In 1934, while still under O'Furey, the News absorbed two local papers, the Wynot Tribune and the Obert Times. O'Furey continued to publish the paper until his death in 1937. O'Furey was posthumously inducted into the Nebraska Newspaper Hall of Fame in 2016. O'Furey's wife, L.M. O'Furey, continued owning and publishing the paper until 1940, when she sold the paper to Fred Zimmer. Zimmer became president of Nebraska Press Association in 1950. Zimmer sold the paper in 1963 to Jack Lough, and later in 1965 died unexpectedly.

Lough, who also owned the Albion News, sold Cedar County News in 1973 to Mr. and Mrs. Donald L. Johnson. The Johnsons sold the paper to James C. Kelly and son Thomas Kelly in 1979.

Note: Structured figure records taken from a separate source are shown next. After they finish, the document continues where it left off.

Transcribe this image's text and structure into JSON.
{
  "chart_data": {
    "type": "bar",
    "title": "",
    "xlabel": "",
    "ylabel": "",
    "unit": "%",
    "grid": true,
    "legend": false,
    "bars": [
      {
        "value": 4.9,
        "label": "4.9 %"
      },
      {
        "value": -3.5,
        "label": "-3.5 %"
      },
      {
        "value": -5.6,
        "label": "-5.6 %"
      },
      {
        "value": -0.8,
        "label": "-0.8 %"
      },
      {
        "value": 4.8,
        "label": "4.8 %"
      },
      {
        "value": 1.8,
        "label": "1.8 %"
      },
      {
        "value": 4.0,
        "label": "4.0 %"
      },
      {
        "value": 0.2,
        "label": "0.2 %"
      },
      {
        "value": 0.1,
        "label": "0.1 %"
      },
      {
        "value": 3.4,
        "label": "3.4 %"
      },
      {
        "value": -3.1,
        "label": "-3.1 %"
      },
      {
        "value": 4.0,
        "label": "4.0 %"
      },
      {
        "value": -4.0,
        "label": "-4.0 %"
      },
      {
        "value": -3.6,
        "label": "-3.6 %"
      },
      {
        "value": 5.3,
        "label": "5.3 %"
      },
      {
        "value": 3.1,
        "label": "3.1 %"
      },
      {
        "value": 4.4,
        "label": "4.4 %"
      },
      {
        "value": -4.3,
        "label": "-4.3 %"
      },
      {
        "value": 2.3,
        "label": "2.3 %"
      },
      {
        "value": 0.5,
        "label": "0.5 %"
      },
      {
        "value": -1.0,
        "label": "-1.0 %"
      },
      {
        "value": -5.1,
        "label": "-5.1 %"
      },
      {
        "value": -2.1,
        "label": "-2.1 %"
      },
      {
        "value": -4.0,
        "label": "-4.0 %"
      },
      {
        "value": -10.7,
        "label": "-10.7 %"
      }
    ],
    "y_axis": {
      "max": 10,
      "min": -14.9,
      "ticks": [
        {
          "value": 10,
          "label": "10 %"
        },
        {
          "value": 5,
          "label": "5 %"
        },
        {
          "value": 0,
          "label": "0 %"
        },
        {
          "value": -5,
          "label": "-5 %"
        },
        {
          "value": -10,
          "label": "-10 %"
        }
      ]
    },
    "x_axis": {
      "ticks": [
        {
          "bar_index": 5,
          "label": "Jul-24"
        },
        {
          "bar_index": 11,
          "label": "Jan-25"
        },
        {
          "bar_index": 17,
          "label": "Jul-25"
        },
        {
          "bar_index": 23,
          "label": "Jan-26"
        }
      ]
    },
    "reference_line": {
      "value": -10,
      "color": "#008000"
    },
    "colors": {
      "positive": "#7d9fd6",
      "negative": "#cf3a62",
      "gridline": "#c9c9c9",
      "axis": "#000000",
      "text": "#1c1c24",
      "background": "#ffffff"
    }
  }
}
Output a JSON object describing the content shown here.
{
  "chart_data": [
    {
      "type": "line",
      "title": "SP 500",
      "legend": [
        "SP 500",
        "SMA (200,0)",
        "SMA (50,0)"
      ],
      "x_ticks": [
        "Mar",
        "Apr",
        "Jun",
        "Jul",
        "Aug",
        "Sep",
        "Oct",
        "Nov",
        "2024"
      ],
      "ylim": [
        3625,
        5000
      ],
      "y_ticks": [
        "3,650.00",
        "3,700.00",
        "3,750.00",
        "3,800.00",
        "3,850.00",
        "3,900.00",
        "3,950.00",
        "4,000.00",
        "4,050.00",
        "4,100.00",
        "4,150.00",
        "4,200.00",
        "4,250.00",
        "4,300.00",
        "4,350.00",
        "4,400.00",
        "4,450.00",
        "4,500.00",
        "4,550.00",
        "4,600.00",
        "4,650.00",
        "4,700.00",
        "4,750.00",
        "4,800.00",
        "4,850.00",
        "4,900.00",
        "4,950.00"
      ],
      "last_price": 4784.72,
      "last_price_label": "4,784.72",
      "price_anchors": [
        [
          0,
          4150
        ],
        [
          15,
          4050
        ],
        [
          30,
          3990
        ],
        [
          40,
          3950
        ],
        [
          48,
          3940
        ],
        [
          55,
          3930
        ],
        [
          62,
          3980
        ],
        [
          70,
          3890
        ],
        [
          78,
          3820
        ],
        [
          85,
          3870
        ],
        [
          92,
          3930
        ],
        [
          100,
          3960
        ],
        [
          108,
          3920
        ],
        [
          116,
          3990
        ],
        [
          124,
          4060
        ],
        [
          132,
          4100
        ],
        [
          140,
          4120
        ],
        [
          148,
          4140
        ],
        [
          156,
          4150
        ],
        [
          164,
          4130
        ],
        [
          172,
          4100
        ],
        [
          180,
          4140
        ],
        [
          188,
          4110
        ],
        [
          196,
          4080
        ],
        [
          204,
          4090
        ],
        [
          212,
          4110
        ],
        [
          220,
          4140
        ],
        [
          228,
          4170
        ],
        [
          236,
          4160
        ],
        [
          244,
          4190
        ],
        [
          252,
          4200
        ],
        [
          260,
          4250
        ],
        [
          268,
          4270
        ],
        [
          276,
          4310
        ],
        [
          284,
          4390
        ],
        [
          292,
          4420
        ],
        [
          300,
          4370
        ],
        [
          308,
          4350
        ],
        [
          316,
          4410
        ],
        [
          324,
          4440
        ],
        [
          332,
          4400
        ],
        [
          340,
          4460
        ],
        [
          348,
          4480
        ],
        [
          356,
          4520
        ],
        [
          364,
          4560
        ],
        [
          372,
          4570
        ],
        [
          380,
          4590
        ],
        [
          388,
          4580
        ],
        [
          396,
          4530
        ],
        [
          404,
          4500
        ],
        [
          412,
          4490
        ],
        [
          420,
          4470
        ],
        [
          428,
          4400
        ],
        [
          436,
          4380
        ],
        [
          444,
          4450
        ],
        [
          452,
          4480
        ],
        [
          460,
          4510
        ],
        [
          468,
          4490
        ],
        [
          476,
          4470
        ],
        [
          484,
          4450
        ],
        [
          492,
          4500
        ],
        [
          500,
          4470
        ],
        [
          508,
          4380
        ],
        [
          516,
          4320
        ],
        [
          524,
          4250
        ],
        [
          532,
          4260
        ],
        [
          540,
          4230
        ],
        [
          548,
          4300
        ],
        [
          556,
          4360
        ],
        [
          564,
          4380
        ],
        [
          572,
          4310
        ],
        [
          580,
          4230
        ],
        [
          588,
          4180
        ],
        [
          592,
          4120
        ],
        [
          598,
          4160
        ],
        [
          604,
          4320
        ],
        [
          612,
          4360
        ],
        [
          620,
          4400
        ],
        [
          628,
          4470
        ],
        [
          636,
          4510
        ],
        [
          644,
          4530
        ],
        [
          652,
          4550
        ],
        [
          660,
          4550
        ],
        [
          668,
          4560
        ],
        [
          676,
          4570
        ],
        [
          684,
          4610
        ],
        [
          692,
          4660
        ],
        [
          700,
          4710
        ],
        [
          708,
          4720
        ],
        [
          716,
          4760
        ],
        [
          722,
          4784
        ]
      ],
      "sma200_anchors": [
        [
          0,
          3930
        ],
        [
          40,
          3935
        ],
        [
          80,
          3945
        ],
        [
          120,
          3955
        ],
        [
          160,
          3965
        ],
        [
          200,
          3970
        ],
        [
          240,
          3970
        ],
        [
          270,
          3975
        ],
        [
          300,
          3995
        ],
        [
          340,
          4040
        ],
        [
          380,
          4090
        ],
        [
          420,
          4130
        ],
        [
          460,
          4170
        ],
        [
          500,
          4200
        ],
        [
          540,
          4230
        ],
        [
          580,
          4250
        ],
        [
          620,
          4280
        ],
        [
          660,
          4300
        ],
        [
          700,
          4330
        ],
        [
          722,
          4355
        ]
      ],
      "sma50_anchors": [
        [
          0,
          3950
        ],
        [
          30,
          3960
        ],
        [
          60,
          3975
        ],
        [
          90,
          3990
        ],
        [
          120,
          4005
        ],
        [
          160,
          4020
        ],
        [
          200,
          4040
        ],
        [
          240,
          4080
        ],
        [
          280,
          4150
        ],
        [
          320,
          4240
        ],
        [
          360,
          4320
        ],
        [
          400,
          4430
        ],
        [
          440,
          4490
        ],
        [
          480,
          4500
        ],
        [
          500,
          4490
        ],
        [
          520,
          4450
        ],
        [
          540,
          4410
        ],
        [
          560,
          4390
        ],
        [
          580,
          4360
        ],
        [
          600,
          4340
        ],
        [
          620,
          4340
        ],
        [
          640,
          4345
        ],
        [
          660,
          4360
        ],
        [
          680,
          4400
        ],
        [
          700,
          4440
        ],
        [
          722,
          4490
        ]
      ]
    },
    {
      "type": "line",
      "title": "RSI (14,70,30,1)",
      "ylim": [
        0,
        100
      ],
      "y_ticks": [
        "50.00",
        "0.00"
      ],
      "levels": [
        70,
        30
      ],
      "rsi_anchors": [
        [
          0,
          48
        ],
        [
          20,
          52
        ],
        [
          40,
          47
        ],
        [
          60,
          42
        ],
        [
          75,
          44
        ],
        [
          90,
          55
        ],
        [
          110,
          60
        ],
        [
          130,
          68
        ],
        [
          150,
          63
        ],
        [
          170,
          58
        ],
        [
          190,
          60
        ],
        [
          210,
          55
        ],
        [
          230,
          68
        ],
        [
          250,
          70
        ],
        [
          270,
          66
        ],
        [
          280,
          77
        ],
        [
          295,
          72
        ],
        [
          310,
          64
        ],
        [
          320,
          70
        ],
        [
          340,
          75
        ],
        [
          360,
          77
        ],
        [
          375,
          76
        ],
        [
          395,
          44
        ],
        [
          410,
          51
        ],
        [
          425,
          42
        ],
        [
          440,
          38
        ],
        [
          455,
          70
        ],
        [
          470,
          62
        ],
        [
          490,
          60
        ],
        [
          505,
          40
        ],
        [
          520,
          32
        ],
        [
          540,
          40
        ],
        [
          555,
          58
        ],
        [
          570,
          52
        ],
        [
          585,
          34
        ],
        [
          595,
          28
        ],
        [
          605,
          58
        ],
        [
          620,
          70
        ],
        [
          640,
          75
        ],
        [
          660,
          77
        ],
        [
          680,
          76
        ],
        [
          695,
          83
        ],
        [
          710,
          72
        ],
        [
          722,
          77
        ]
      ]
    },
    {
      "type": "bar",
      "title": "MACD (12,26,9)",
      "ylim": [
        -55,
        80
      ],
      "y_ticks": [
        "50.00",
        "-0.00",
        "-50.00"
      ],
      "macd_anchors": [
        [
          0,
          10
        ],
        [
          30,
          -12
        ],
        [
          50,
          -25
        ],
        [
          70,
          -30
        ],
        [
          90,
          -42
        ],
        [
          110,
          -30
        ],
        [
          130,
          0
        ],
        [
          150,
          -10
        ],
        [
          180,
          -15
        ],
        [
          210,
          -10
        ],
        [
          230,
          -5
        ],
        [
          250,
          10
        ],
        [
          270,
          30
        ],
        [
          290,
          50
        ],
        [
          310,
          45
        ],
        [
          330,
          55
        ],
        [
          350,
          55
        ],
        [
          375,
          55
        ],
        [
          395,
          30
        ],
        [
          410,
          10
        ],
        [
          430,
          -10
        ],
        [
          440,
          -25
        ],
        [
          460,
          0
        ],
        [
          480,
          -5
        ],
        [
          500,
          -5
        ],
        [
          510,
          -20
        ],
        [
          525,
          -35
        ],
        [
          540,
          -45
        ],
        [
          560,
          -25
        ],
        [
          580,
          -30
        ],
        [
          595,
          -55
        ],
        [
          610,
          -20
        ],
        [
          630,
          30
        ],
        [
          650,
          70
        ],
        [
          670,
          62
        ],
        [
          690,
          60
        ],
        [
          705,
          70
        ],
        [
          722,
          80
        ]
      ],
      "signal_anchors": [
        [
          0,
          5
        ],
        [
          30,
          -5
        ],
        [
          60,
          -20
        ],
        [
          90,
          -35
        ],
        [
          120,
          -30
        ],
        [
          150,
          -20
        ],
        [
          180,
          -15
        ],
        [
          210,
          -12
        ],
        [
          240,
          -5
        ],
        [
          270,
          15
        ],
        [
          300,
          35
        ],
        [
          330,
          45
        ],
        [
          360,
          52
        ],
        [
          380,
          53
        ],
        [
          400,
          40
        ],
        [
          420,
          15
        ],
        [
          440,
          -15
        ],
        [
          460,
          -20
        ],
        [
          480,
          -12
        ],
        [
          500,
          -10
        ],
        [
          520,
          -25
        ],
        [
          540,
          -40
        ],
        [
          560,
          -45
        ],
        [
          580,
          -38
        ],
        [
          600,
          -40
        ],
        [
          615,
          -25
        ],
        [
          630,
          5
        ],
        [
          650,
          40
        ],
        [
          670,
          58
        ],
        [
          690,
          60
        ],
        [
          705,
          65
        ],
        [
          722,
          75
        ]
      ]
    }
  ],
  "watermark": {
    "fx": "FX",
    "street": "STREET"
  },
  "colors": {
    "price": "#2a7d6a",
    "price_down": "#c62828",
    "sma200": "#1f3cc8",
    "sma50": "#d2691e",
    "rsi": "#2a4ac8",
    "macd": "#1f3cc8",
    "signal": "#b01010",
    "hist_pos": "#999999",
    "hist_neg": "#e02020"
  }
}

Rob Dump and Peggy Year purchased the Cedar County News in 1992. They bought three additional papers in 1996: the Laurel Advocate, the Randolph Times and the Osmond Republican. They later purchased the Coleridge Blade and the Wausa Gazette, forming a group of newspapers known as Northeast Nebraska News.

In 2017, Peggy Year became president of the Nebraska Press Association. During that time, she and Rob launched NewsFirst, an app/widget that aggregates news stories from across 16 Nebraska newspapers. In 2023, Rob Dump was elected as president of the Nebraska Press Association.

On October 1, 2025, after over 33 years at the helm, the couple turned the newspaper over their youngest son, Kellyn Dump, and his wife, Emily, were named co-publishers. Rob Dump and Peggy Year then moved to part-time status. Dump retains his title as editor, while Year continues to work as a copy editor and graphic designer.